One of the main challenges in processing morphologically rich languages is data sparsity due to the abundance of inflected forms for one lexical item. This problem may reduce the performance of neural network models which are typically trained based on probabilistic distributions at various levels. In addition, in most of the morphologically rich languages, cases allow flexibility in word order which adds further complexity in learning them. The following example shows the declension of only one category of neutral nouns in different cases in the Modern Greek. The noun articles are bold and the declined morphemes are specified in blue.

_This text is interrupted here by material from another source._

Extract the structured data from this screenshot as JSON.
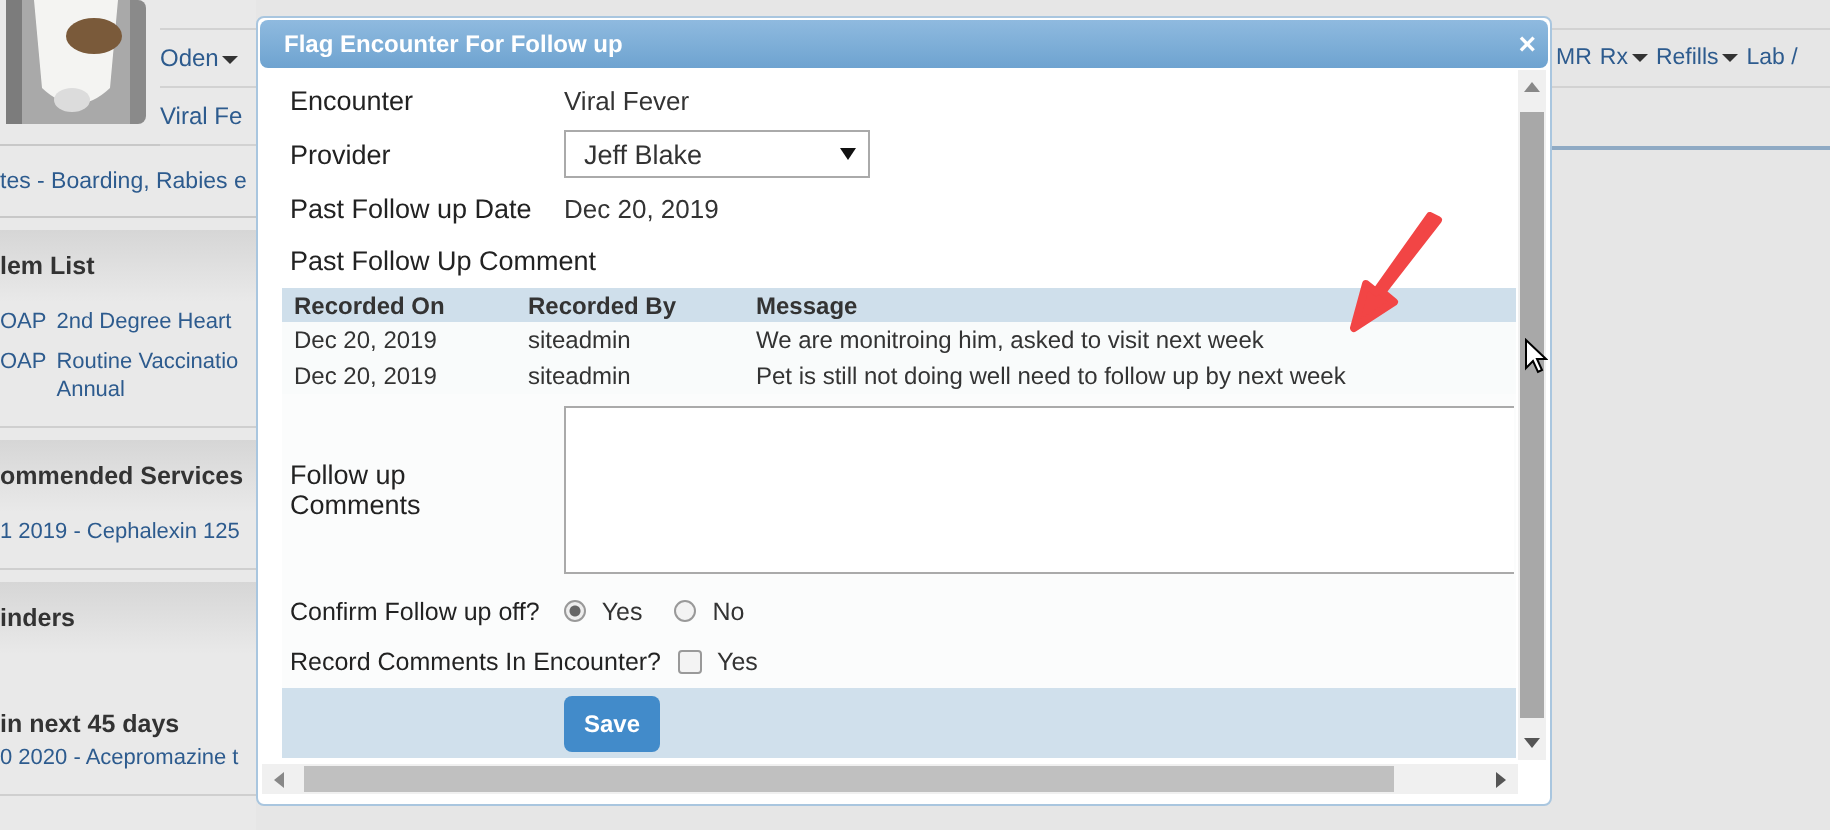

[Noun cases in Modern Greek]

  • Πού βρίσκεται αυτό το κέντρο. {Nominative, singular, neutral}

  • Ο αέρας του βουνού είναι καθαρός. {Genitive, singular, neutral}

  • Προτιμώ το ποδόσφαιρο από το κολύμπι. {Accusative, singular, neutral}

  • Πού είναι τα βιβλία σου. {Nominative, plural, neutral}

  • Οι τάξεις των λυκείων είναι τρεις. {Genitive, plural, neutral}

  • Γνωρίζω δύο προγράμματα για να χάσω λίγα κιλά. {Accusative, plural, neutral}

In this context, we believe that morphological dependency in a phrase may be used to improve the performance of neural network models in learning noun declension.

4 Objectives

In this work, I am interested in methods that help us uncovering a broader variety of patterns of behavior of recurrent networks. Methodologically similar to the work of Linzen et al. [1], I would like to investigate the extent to which sequence models can decline noun cases. Given the data sparsity challenge, I would also like to know how to modify the current network architectures or design new networks to reduce the reliance of the models on human annotation and overcome the presented challenges? And finally, by sharing representations and the structures that the network learns, how to provide the models with a better generalization on other tasks, such as machine translation and parsing? Is it possible to define a minimal set of constraints for enhancing the performance of cross-lingual tasks based on the morphological information?

5 Plan of Action

  • Dataset: By extracting complete sentences with a specific length containing noun, we create training set (9%), validation set (1%) and testing set (90%). These proportions are determined in a way that the least common constructions be represented as well. Among the various noun cases, we will only focus on accusative, nominative, genitive and dative cases. As a suggestion, we can use the Modern Greek Dependency Treebank 111http://gdt.ilsp.gr/ as dataset.

  • Baseline system: Given the fact that noun articles occur, in general, before the declined word, we can limit our training instances to the noun and its article and use an -gram model for the baseline system. Although it cannot take the whole words of a phrase into account, it can still provide good results for an initial experiment.

  • Model

    : Our model is an RNN-based model with the LSTM gated mechanism. Each word will be encoded as one-hot vectors at character level and then will be embedded in a vector space. By sequentially reading the vector spaces, the prediction of the model is calculated by a softmax classifier in the state layer.

  • Evaluation: The output of the model will be evaluated based on the average BLEU score between the predicted sentences and the reference ones. We can also use the average Levenshtein distance for calculating word-level accuracy.

Although I delimited the boundary conditions for this research to noun cases, they can be extended to other morphological constructions.

6 Discussion

The subject of this research proposal can be addressed by a more extensive range of studies. In addition to the axes as mentioned earlier, I am also interested in probing the ability of the neural networks in learning more structure-sensitive dependencies in human language such as gender agreement, ergativity, acceptability judgment, transformational tasks in pragmatics, negative polarity items, reflexive pronouns, and transduction problem. Evaluating different language models for different languages may also be a compelling task to provide novel techniques.